Rising Stars 2020:

Irene Chen

PhD Candidate

Massachusetts Institute of Technology

Areas of Interest

  • Artificial Intelligence


Clustering Censored Multivariate Time-Series for Disease Phenotyping


Unsupervised learning seeks to uncover sub-structure in data. However, different kinds of noise may impede useful structure discovery from real-world data. Motivated by the application of disease phenotyping, we present a deep generative model to infer disease subtype and patient alignment from longitudinal and observational patient data. Existing disease progression models often incorrectly assume patient data are already aligned by disease stage. In reality, we may see patients at the time of diagnosis who are at different stages of the disease --- both late and early. This can arise, for example, due to differences in when patients seek medical care and such discrepancy can confound unsupervised learning algorithms. We demonstrate accurate, stable, and interpretable results on synthetic data that outperform several benchmarks. On two clinical datasets, our model reconstructs known phenotypes and trajectories and suggests areas for future clinical research.


Irene Chen is a computer science PhD student at MIT, advised by David Sontag.

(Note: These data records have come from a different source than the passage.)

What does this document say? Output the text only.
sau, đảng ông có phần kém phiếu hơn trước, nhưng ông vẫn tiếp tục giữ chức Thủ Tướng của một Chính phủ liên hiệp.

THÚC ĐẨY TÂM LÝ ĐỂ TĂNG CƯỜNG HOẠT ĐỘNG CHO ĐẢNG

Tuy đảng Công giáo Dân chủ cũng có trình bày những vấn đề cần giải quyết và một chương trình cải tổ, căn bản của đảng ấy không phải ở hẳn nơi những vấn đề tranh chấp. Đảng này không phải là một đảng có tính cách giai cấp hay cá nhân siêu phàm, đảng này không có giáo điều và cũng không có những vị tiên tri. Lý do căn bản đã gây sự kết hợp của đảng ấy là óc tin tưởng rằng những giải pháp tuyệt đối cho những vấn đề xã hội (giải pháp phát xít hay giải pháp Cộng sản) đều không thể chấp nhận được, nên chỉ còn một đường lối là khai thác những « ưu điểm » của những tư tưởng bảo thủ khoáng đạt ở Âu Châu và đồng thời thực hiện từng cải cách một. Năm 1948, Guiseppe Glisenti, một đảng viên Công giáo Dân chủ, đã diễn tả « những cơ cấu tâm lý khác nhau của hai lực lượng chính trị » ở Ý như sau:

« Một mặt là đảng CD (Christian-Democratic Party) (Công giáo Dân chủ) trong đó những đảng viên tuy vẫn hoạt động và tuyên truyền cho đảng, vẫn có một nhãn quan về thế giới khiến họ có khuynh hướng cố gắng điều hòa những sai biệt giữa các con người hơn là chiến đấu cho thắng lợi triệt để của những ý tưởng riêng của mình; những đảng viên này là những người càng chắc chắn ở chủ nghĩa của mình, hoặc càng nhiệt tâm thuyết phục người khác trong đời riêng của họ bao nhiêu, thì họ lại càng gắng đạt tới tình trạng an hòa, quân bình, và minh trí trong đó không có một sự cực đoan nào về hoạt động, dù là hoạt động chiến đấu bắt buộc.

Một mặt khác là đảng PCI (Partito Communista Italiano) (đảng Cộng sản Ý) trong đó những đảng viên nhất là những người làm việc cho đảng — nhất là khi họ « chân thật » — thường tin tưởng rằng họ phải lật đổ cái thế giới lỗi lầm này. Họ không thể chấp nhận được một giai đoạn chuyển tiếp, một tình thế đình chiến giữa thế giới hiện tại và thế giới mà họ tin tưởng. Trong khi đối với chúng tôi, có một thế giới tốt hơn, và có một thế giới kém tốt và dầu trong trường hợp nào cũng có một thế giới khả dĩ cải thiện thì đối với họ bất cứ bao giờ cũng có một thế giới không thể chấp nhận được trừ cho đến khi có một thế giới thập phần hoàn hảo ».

Her research focuses on machine learning methods to improve clinical care and deepen our understanding of human health, with applications in areas such as heart failure and intimate partner violence. Her work has been published in both machine learning conferences (NeurIPS) and medical journals (Nature Medicine, AMA Journal of Ethics), and covered by media outlets including MIT Tech Review, NPR/WGBH, and Stat News. Prior to her PhD, Irene received her AB in applied math and SM in computation engineering from Harvard University.